Based off my larger walker, the Pathfinder Mini is a cost-reduced version which requires far fewer parts, much less plastic, and is a bit more simple to build. I will be releasing the plans for it as soon as I can, and considering the reduced part count, I may be able to sell complete kits instead of my usual plans or plastic-only kits.
If it were economically feasible, I would also like to make a batch of circuit boards to include with the kit. As of right now, it's too complex to build in point-to-point wiring, but a PCB with proper traces would be nice. I'd have to ditch the LEDs as a cost saving measure though as well. Or, you know, I could just use a microcontroller like a sane person.

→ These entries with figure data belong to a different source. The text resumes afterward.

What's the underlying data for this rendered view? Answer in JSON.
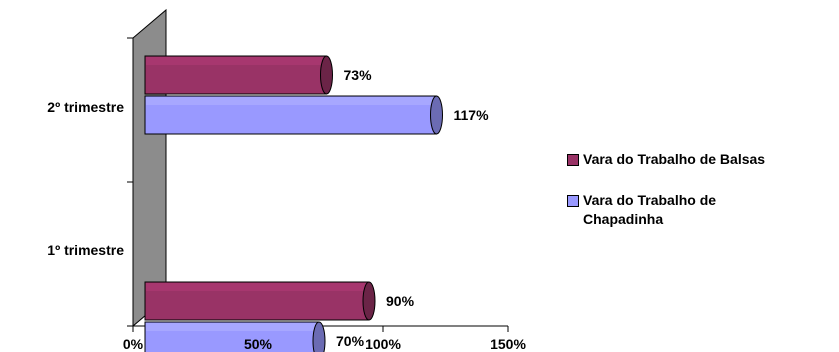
{
  "chart_data": {
    "type": "bar",
    "orientation": "horizontal",
    "categories": [
      "1º trimestre",
      "2º trimestre"
    ],
    "series": [
      {
        "name": "Vara do Trabalho de Balsas",
        "values": [
          90,
          73
        ],
        "labels": [
          "90%",
          "73%"
        ],
        "color": "#993366"
      },
      {
        "name": "Vara do Trabalho de Chapadinha",
        "values": [
          70,
          117
        ],
        "labels": [
          "70%",
          "117%"
        ],
        "color": "#9999ff"
      }
    ],
    "xlim": [
      0,
      150
    ],
    "xticks": [
      0,
      50,
      100,
      150
    ],
    "xtick_labels": [
      "0%",
      "50%",
      "100%",
      "150%"
    ],
    "legend_position": "right",
    "grid": false,
    "style": "3d"
  },
  "legend": {
    "items": [
      {
        "label": "Vara do Trabalho de Balsas",
        "color": "#993366"
      },
      {
        "label": "Vara do Trabalho de Chapadinha",
        "color": "#9999ff"
      }
    ]
  }
}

This circuit was really just a fun project to prove I could build this idea from my head into an actual working robot. It does work quite well, and schematics and an explanation of the design is listed below.
Astable 555 timer which generates the clock signal for SR04 Sonar Sensor and 4017 Counter.
HC-SR04 Sonar Sensor. A clock pulse triggers a sonar ping. Pulse width on echo pin is proportional to echo time.
Missing Pulse Detector
The echo pin from sonar seamlessly refreshes the monostable 555 timer, keeping the output high. A resistor-capacitor circuit snubs out short pulses from close objects, causing the output of the 555 to go low. This causes a reset for the “Counter” and “First Loop” circuits.
RS flip-flop “register” using a 555. Upon reset, the output is set high. The last output from the counter will set the output low
“Program Counter” using a 4017. Each clock pulse pulls one of 10 pins high, in sequence. A reset brings the output back to 0.
Diode logic is used to hard-wire program instructions to each step of the counter. These instructions consist of “Left, Right, Stop, Up, and Load MEM”.
Functions outside the program loop. Injects instructions for “Stop” and “Up” when light is above a threshold. Not strictly necessary, but adds a bit of interactivity.
RS Flip-flop “Register”. Retains the last direction executed from ROM after a reset.
Combinational logic to determine the results of the MEM instruction. If the “First Loop” register is true, the “Last Direction” register is interpreted as either a “Left” or “Right” instruction. This provides obstacle avoidance when a reset is triggered by the sonar sensor, and is ignored in subsequent loops. Also only allows STOP instruction on first loop.
A L293D motor driver circuit. I recommend capacitors on the motor outputs.
A 555 timer in astable mode. The output is pulse width modulated via a voltage on pin 5, resulting in basic servo control for head tilt.